As far as I understand, the norm should be $$ \| \mathbf{Q} + \nabla \psi \|_{\color{red}{\textbf{L}^2(\Omega)}} + \dots \qquad (*) $$
I do not have a rigorous arugument to prove that with your choice something goes wrong, but let me explain my perspective.
$\widehat{\mathbf{H}}_0^1 ( \Omega ) \times H^1_0 ( \Omega )$ is cartesian product of spaces, hence it is natural to endow it with a graph norm. It is well known that $\| \nabla (\cdot) \|_{\mathbf{L}^2}$ is a norm on $H^1_0 ( \Omega )$. Recall that in standard topological situations it holds the continuous embedding $$ \mathbf{H}(\text{div}; \Omega) \cap \{ \mathbf{u} \in \mathbf{H}(\text{curl};\Omega) : \mathbf{u} \times \mathbf{n} = \mathbf{0} \ \text{on} \ \partial \Omega \} \hookrightarrow \mathbf{H}^1(\Omega), $$ or in $\widehat{\mathbf{H}}_0^1 ( \Omega )$ if we want; it follows that the norms $$ \| \cdot \|_{\mathbf{L^2}} + \| \text{curl}(\cdot) \|_{\mathbf{L}^2} + \| \text{div}(\cdot) \|_{\text{L}^2} $$ and $$ \| \cdot \|_{\mathbf{H}^1} $$ are equivalent on $\widehat{\mathbf{H}}_0^1 ( \Omega )$, whence the (a) graph norm on $\widehat{\mathbf{H}}_0^1 ( \Omega ) \times H^1_0 ( \Omega )$ would read $$ \| \mathbf{Q} \|_{\mathbf{L}^2(\Omega)} + \| \text{curl}(\mathbf{Q}) \|_{\mathbf{L}^2(\Omega)} + \| \text{div}(\mathbf{Q}) \|_{\text{L}^2(\Omega)} + \| \nabla \psi \|_{\mathbf{L}^2(\Omega)}, \quad (\mathbf{Q}, \psi) \in \widehat{\mathbf{H}}_0^1 ( \Omega ) \times H^1_0 ( \Omega ), $$ which is indeed equivalent to the one in $(*)$.

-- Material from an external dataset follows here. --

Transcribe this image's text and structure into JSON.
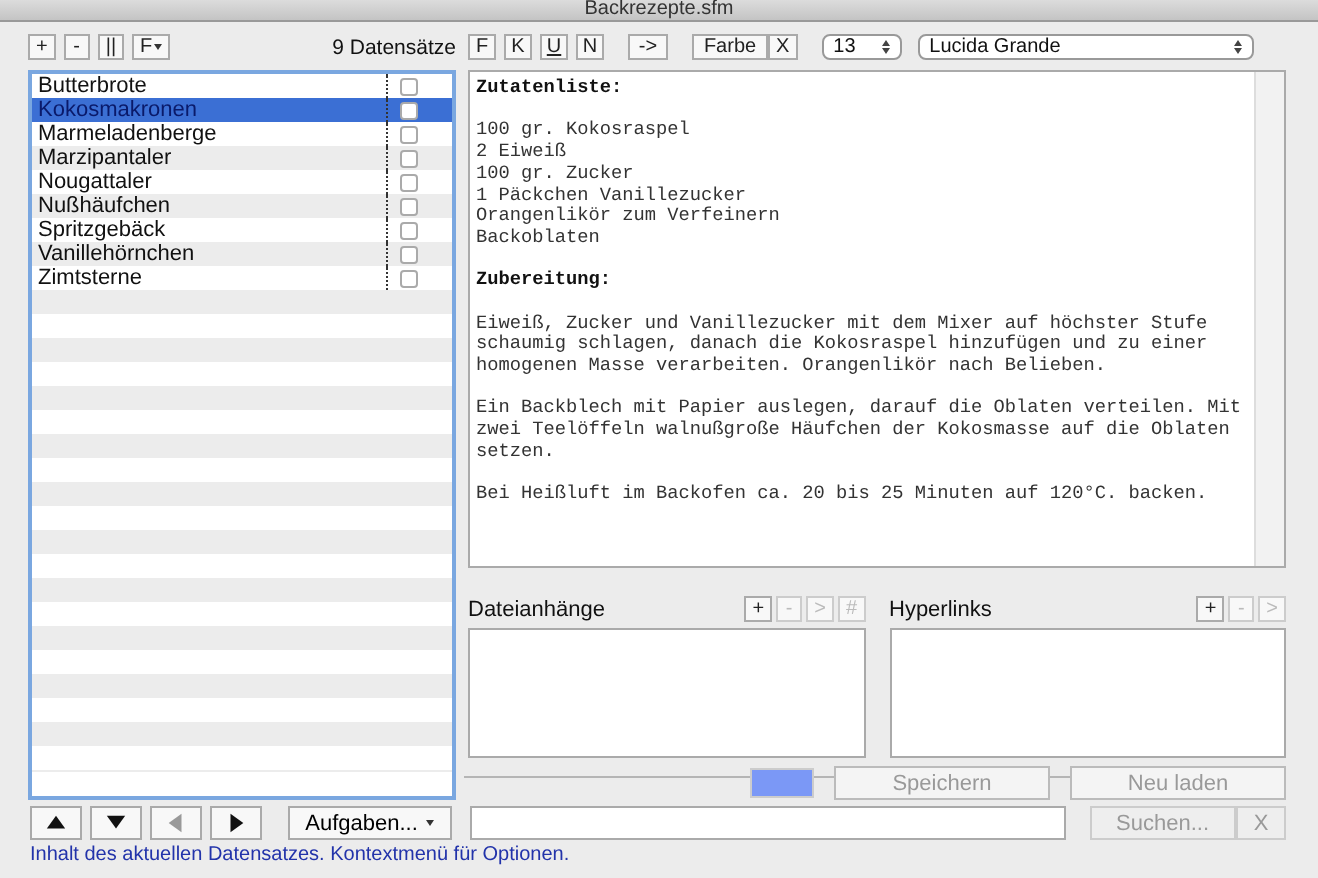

I imagine that you choose $\mathbf{L}^2(\Omega_{c})$ because the weak formulation you wrote down only requires summability in $\Omega_c$ for $\mathbf{Q}, \nabla \psi$, but I am afraid that some functional analysis problems may arise: for instance, is $\widehat{\mathbf{H}}_0^1 ( \Omega )$ even a Banach space if the norm does not read also the behavior of functions in $\Omega_d$?

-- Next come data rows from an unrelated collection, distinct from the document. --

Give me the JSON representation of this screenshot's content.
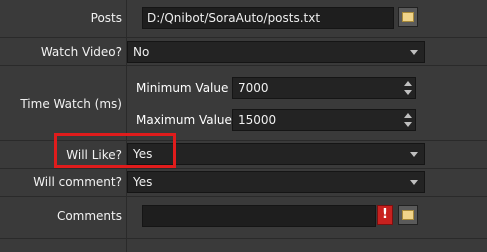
{
  "posts": {
    "label": "Posts",
    "value": "D:/Qnibot/SoraAuto/posts.txt"
  },
  "watch_video": {
    "label": "Watch Video?",
    "value": "No"
  },
  "time_watch": {
    "label": "Time Watch (ms)",
    "minimum_label": "Minimum Value",
    "minimum_value": "7000",
    "maximum_label": "Maximum Value",
    "maximum_value": "15000"
  },
  "will_like": {
    "label": "Will Like?",
    "value": "Yes"
  },
  "will_comment": {
    "label": "Will comment?",
    "value": "Yes"
  },
  "comments": {
    "label": "Comments",
    "value": "",
    "warning_glyph": "!"
  },
  "colors": {
    "highlight": "#e01c1c",
    "background": "#3a3a3a",
    "warning": "#c8211f"
  }
}
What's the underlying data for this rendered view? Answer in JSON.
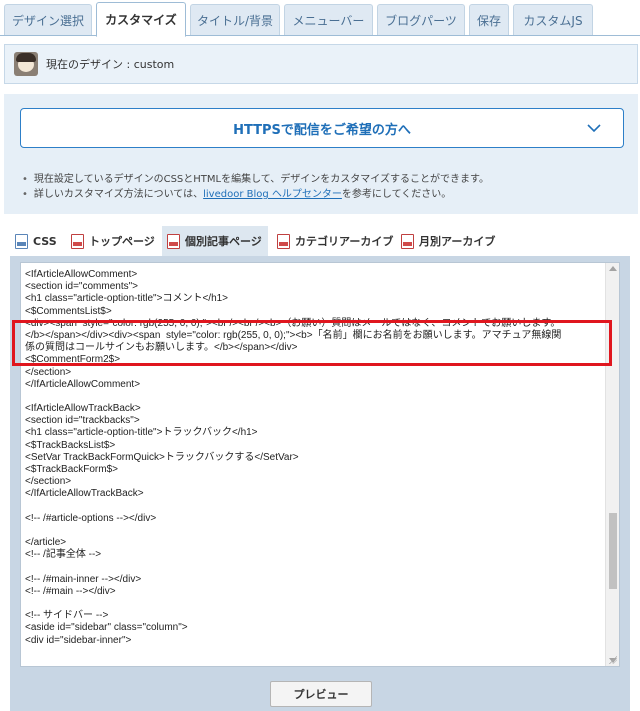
{
  "top_tabs": [
    {
      "label": "デザイン選択"
    },
    {
      "label": "カスタマイズ"
    },
    {
      "label": "タイトル/背景"
    },
    {
      "label": "メニューバー"
    },
    {
      "label": "ブログパーツ"
    },
    {
      "label": "保存"
    },
    {
      "label": "カスタムJS"
    }
  ],
  "active_top_tab": "カスタマイズ",
  "current_design": {
    "label": "現在のデザイン : custom"
  },
  "https_banner": {
    "label": "HTTPSで配信をご希望の方へ"
  },
  "info": {
    "line1": "現在設定しているデザインのCSSとHTMLを編集して、デザインをカスタマイズすることができます。",
    "line2_prefix": "詳しいカスタマイズ方法については、",
    "line2_link": "livedoor Blog ヘルプセンター",
    "line2_suffix": "を参考にしてください。"
  },
  "file_tabs": [
    {
      "label": "CSS",
      "icon": "css-file-icon"
    },
    {
      "label": "トップページ",
      "icon": "html-file-icon"
    },
    {
      "label": "個別記事ページ",
      "icon": "html-file-icon"
    },
    {
      "label": "カテゴリアーカイブ",
      "icon": "html-file-icon"
    },
    {
      "label": "月別アーカイブ",
      "icon": "html-file-icon"
    }
  ],
  "active_file_tab": "個別記事ページ",
  "code_lines": [
    "<IfArticleAllowComment>",
    "<section id=\"comments\">",
    "<h1 class=\"article-option-title\">コメント</h1>",
    "<$CommentsList$>",
    "<div><span  style=\"color: rgb(255, 0, 0);\"><br /><br /><b>（お願い）質問はメールではなく、コメントでお願いします。",
    "</b></span></div><div><span  style=\"color: rgb(255, 0, 0);\"><b>「名前」欄にお名前をお願いします。アマチュア無線関",
    "係の質問はコールサインもお願いします。</b></span></div>",
    "<$CommentForm2$>",
    "</section>",
    "</IfArticleAllowComment>",
    "",
    "<IfArticleAllowTrackBack>",
    "<section id=\"trackbacks\">",
    "<h1 class=\"article-option-title\">トラックバック</h1>",
    "<$TrackBacksList$>",
    "<SetVar TrackBackFormQuick>トラックバックする</SetVar>",
    "<$TrackBackForm$>",
    "</section>",
    "</IfArticleAllowTrackBack>",
    "",
    "<!-- /#article-options --></div>",
    "",
    "</article>",
    "<!-- /記事全体 -->",
    "",
    "<!-- /#main-inner --></div>",
    "<!-- /#main --></div>",
    "",
    "<!-- サイドバー -->",
    "<aside id=\"sidebar\" class=\"column\">",
    "<div id=\"sidebar-inner\">"
  ],
  "preview_button": {
    "label": "プレビュー"
  },
  "colors": {
    "highlight": "#e0161e",
    "accent": "#1f6fb8"
  }
}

These considerations more or less contain the answer to the second question too. For what concernes the norms you wrote down, the second one is stronger than the first one. Instead, if we modify the first as in $(*)$, they turn out to be equivalent.